Titolo: Qualcosa rimane

Autore: Stefano Mariantoni
Editore: Funambolo
Collana: Vertigo
Anno edizione: 2022
In commercio dal: 15 settembre 2022
Pagine: 236 p., Brossura

Genere: Narrativa italiana

Stefano Mariantoni è nato a Rieti nel 1974, giornalista e docente di sostegno. Ha pubblicato nel 2009 la raccolta di racconti Curvadivita (Edizioni Cinquemarzo) per poi dedicarsi alla narrativa per bambini e ragazzi: ha ricevuto molti riconoscimenti tra cui il Premio Città di Marostica con un suo racconto per l’infanzia.

Qualcosa rimane, il suo primo romanzo, è già stato premiato al Premio letterario città di Grosseto come migliore inedito.

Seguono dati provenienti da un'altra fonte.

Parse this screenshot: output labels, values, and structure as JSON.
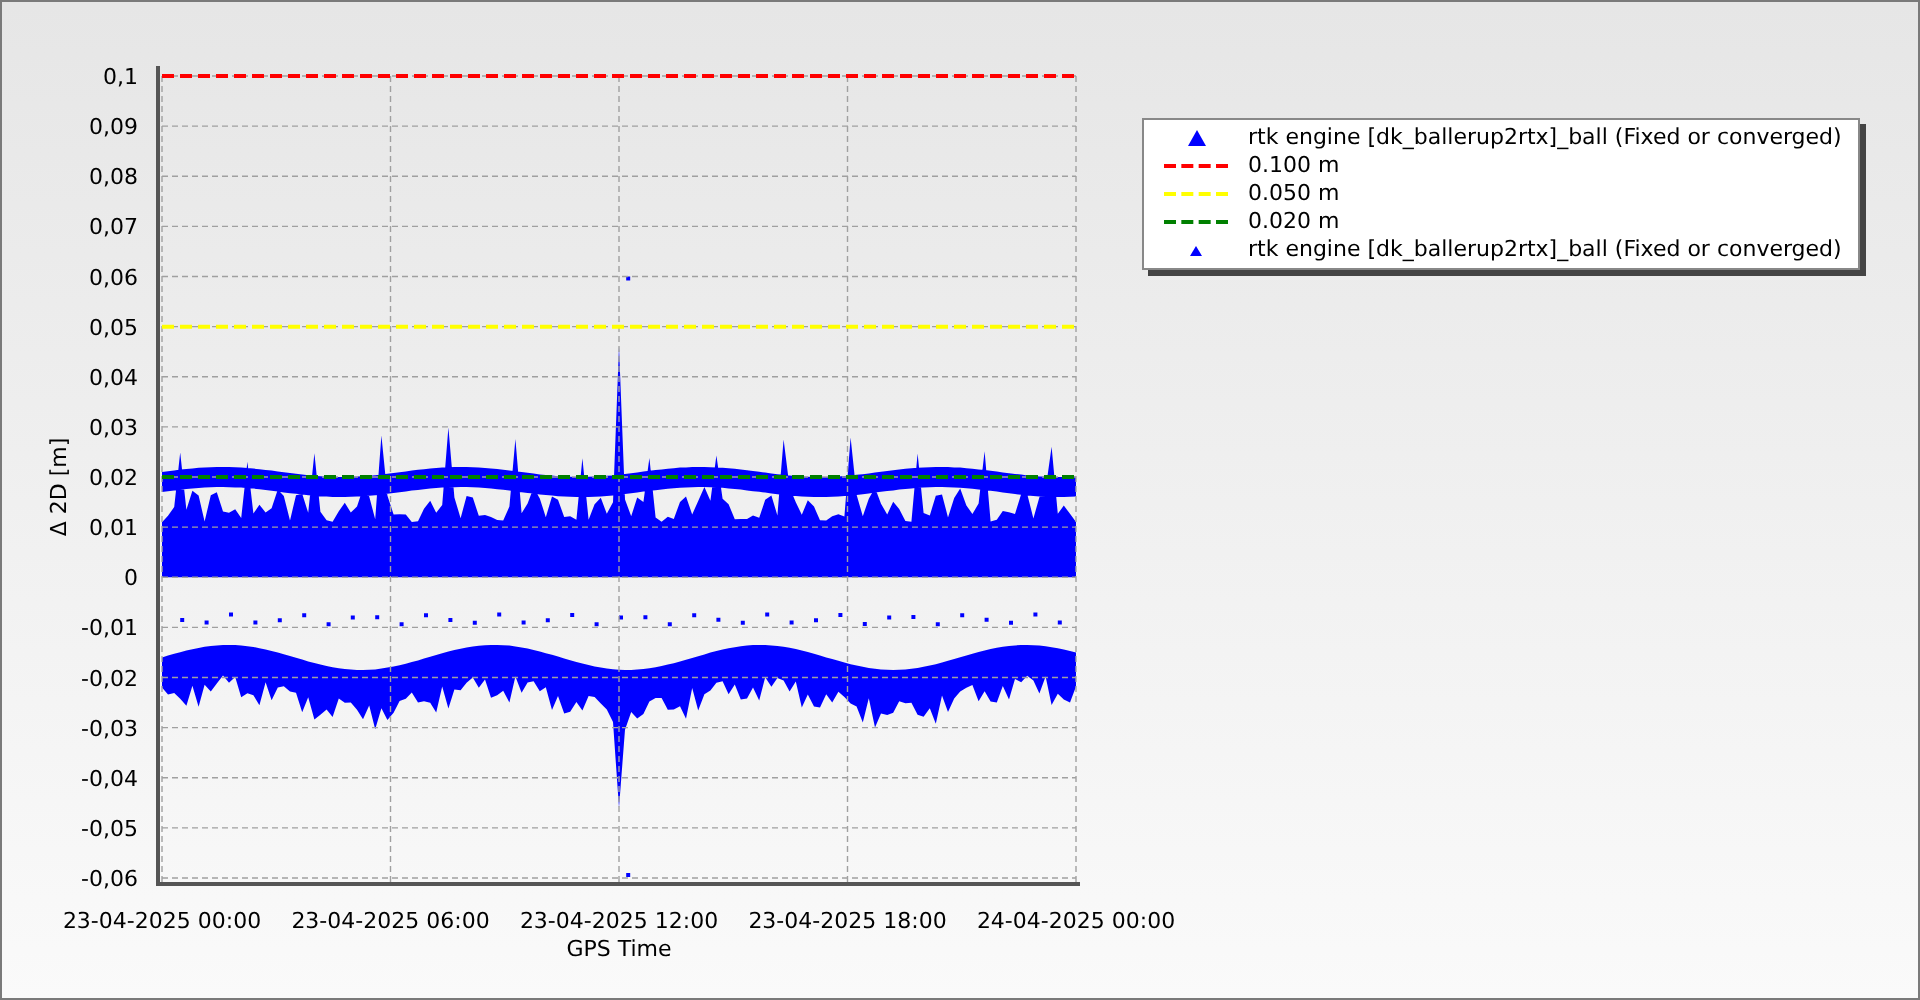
{
  "chart": {
    "chart_data": {
      "type": "line",
      "grid": true,
      "xlabel": "GPS Time",
      "ylabel": "Δ 2D [m]",
      "categories": [
        "23-04-2025 00:00",
        "23-04-2025 06:00",
        "23-04-2025 12:00",
        "23-04-2025 18:00",
        "24-04-2025 00:00"
      ],
      "ylim": [
        -0.06,
        0.1
      ],
      "yticks": [
        {
          "value": 0.1,
          "label": "0,1"
        },
        {
          "value": 0.09,
          "label": "0,09"
        },
        {
          "value": 0.08,
          "label": "0,08"
        },
        {
          "value": 0.07,
          "label": "0,07"
        },
        {
          "value": 0.06,
          "label": "0,06"
        },
        {
          "value": 0.05,
          "label": "0,05"
        },
        {
          "value": 0.04,
          "label": "0,04"
        },
        {
          "value": 0.03,
          "label": "0,03"
        },
        {
          "value": 0.02,
          "label": "0,02"
        },
        {
          "value": 0.01,
          "label": "0,01"
        },
        {
          "value": 0,
          "label": "0"
        },
        {
          "value": -0.01,
          "label": "-0,01"
        },
        {
          "value": -0.02,
          "label": "-0,02"
        },
        {
          "value": -0.03,
          "label": "-0,03"
        },
        {
          "value": -0.04,
          "label": "-0,04"
        },
        {
          "value": -0.05,
          "label": "-0,05"
        },
        {
          "value": -0.06,
          "label": "-0,06"
        }
      ],
      "series": [
        {
          "name": "0.100 m",
          "color": "#ff0000",
          "line_style": "dashed",
          "values": [
            0.1,
            0.1,
            0.1,
            0.1,
            0.1
          ]
        },
        {
          "name": "0.050 m",
          "color": "#ffff00",
          "line_style": "dashed",
          "values": [
            0.05,
            0.05,
            0.05,
            0.05,
            0.05
          ]
        },
        {
          "name": "0.020 m",
          "color": "#008000",
          "line_style": "dashed",
          "values": [
            0.02,
            0.02,
            0.02,
            0.02,
            0.02
          ]
        }
      ]
    }
  },
  "legend": {
    "first": {
      "label": "rtk engine [dk_ballerup2rtx]_ball (Fixed or converged)",
      "color": "#0000ff"
    },
    "last": {
      "label": "rtk engine [dk_ballerup2rtx]_ball (Fixed or converged)",
      "color": "#0000ff"
    }
  }
}
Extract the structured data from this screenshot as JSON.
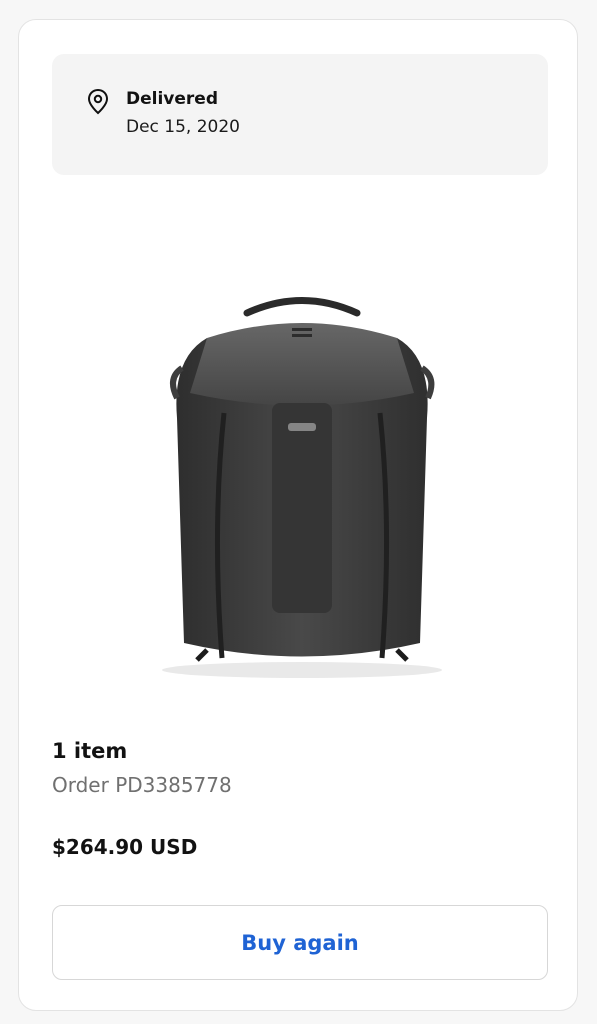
{
  "delivery": {
    "status": "Delivered",
    "date": "Dec 15, 2020"
  },
  "product": {
    "icon": "backpack-image"
  },
  "order": {
    "item_count": "1 item",
    "order_number": "Order PD3385778",
    "total": "$264.90 USD"
  },
  "actions": {
    "buy_again_label": "Buy again"
  },
  "colors": {
    "accent": "#1f63d4",
    "muted_text": "#707070",
    "status_bg": "#f4f4f4"
  }
}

Alberto Durante fa i conti con l’Alzheimer e con una vita che gli chiede indietro, pezzo per pezzo, tutto quello che s’è guadagnato. Diventa grande nel suo paese piccolo, Alberto. Lo fa balbettando, nel continuo confronto col fratello minore, si rifugia nelle parole, nei libri di Anna e nei suoi occhi grandi. Ha la strada segnata dal padre capomastro, ma se ne allontana per trovare sé stesso e per diventare uno dei tanti ferrovieri emigrati nella grande città, testimone e protagonista di un’Italia che cambia marcia nel dopoguerra. Costretto a tornare al paese, ecco il valzer delle badanti che non stanno dietro alla sua voglia di camminare, i libri in cui il filo si perde, gli inciampi, i sussulti e la leggerezza di un passato che è sempre presente. In tutta questa confusione, combatte a colpi di passi la condanna del dimenticare. S’aggrappa alle emozioni della sua storia, che rivive tutta nell’arco di ventiquattr’ore. E si sente ancora vivo, in questo giorno che sarebbe un peccato non raccontare.

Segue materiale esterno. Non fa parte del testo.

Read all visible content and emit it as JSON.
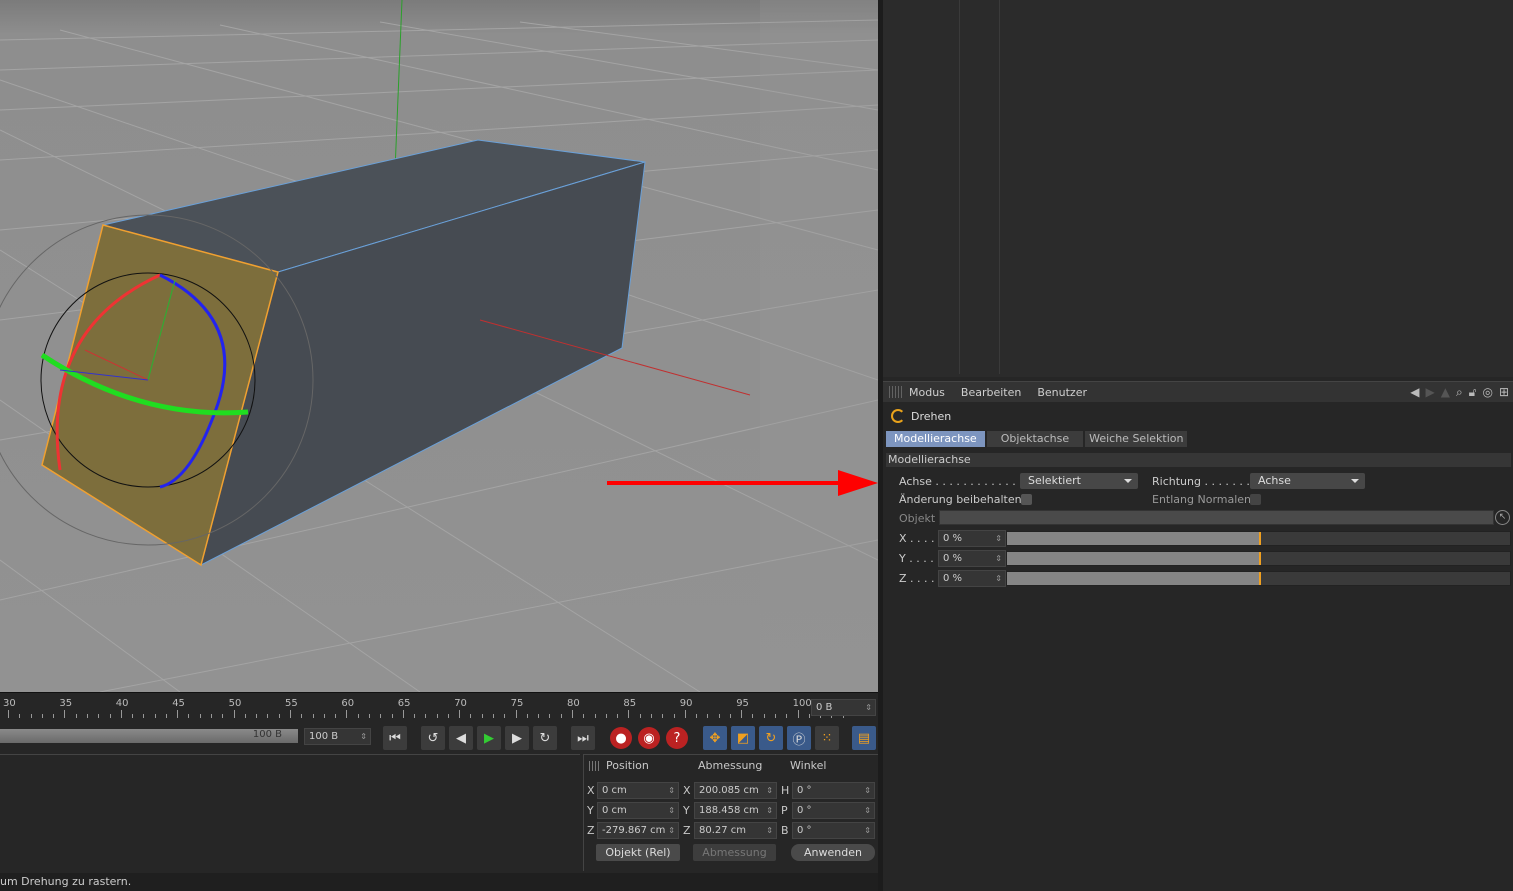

Stefano Mariantoni scrive un breve romanzo toccante e delicato, utilizzando, come pochi sanno fare, una prosa che di continuo strizza l’occhio alle forme più alte di poesia.

Quando è nato mio fratello Franco, io avevo quattro o cinque anni. Non saprei dirlo, di preciso. So che il mio era ancora tempo di guerra. Il suo no. E mi ricordo che ho iniziato a balbettare, subito dopo che è arrivato lui. Che ne so, perché. Dal dottore delle parole non ci sono andato mai, per farmi vedere. Mi veniva da allungare i suoni. M’impuntavo. Ripetevo le sillabe o le parole tutte intere. Intorno alla bocca ci stanno un sacco di muscoli: s’induriva qualcosa lì, battevo le palpebre che non ti dico. La balbuzie ha fatto appena in tempo a farmi diventare solitario. Poi se n’è andata. Ma io sono rimasto così: un po’ vagabondo. E oggi eccola che ritorna: ma è diversa. Inceppa i pensieri. Scombussola tutto quanto. Sì, l’Alzheimer è una specie di balbuzie. Io la penso così. Solo che nessuno la sa guarire, ancora. Te la devi tenere.